The diversity of SEA markets means that growth will be driven by a mix of subscriber net additions of consumers in the rural districts, many of whom will receive mobile connectivity for the first time as networks continue to expand beyond major urban areas, as well as the increase in data usage and higher-end services brought on by 3G. Amin explains, “In saturated markets like Singapore and Malaysia with mobile penetration already at 131 percent and 97.8 percent respectively, growth, although marginal, will largely be fuelled by user migration to 3G, mobile broadband uptake and generally, the higher consumer appetite for mobile content and data services.”

“Enabled by faster network speeds, users will be able to enjoy a wide range of content services such as streaming TV, location-based services, real-time multiplayer games, and other multimedia services”, he believes. “On the other extreme, growing markets like Cambodia, Vietnam, Indonesia and the Philippines, with mobile penetration well below 75 percent and even lower fixed broadband penetration, are likely to see growth in new subscriber additions,” he says, adding that these users are predominantly low-ARPU (average revenue per user) prepaid subscribers. With 3G entering many new markets such as Vietnam and Thailand, the mobile broadband market in the Southeast Asian region will enter a new phase of growth.

Still, Amin believes that mobile usage in these growing markets will continue to be dominated by voice and basic text messaging services, stating: “Although 3G will be making its entry into many of these markets it will still take some years before 3G services become commonplace.” Only about six percent (22.9 million) of SEA’s total mobile users last year were 3G subscribers.

Asked why he believes that it will take so long, he explains:” Except for a few markets such as in Hong Kong, Singapore and Taiwan, prepaid subscribers dominate in most other Southeast Asian markets. As most users are prepaid price-sensitive customers, mobile usage continues to be dominated by simple voice and text messaging.  Hence, even the take-up of Internet-ready phones is still low (less than 25 percent of subscribers). And in markets such as Vietnam, 2G network expansions still continue to be a major investment driver as operators are focusing on providing services in rural areas.

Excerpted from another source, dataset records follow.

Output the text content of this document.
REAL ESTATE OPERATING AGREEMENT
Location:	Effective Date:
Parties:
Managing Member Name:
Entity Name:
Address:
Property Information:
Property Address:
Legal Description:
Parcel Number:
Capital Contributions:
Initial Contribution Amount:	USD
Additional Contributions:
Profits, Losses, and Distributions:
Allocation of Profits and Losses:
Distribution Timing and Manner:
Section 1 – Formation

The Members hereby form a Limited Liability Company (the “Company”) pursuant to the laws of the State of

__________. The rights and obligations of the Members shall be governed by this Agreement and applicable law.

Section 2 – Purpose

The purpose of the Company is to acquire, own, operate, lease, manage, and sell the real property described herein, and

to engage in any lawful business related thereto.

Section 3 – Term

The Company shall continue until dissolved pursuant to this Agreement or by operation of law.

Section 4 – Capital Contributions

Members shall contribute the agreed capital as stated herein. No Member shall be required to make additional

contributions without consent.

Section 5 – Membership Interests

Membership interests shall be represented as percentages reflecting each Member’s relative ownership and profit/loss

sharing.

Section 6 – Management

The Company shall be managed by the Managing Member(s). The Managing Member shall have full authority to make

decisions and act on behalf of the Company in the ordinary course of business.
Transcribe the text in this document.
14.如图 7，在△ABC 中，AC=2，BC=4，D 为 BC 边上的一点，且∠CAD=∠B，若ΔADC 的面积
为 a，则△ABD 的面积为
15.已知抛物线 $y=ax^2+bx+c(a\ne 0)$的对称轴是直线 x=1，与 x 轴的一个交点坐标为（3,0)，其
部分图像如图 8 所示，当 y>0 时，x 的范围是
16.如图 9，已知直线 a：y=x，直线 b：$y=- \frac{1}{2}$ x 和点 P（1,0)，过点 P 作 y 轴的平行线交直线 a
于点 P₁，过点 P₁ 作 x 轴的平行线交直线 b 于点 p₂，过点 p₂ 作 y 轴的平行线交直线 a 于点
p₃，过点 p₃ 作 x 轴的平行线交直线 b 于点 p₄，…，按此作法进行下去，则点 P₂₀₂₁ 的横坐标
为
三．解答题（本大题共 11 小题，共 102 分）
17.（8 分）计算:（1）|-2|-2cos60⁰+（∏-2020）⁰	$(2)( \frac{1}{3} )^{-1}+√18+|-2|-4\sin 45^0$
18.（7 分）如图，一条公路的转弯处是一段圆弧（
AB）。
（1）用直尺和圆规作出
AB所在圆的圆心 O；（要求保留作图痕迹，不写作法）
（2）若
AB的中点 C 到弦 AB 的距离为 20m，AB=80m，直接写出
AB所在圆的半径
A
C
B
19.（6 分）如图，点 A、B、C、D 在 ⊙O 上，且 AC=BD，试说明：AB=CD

The race to roll-out 3G services in the hugely competitive growing markets however shows no signs of abating. Cambodia, Indonesia, Thailand and Vietnam - each have no less than six mobile operators; Indonesia the most with eleven. “As operators compete fiercely to enrol new subscribers, 3G will be the technology to eventually deliver [mobile] broadband to the rural communities that are not likely to ever receive fixed broadband access,” concludes Amin.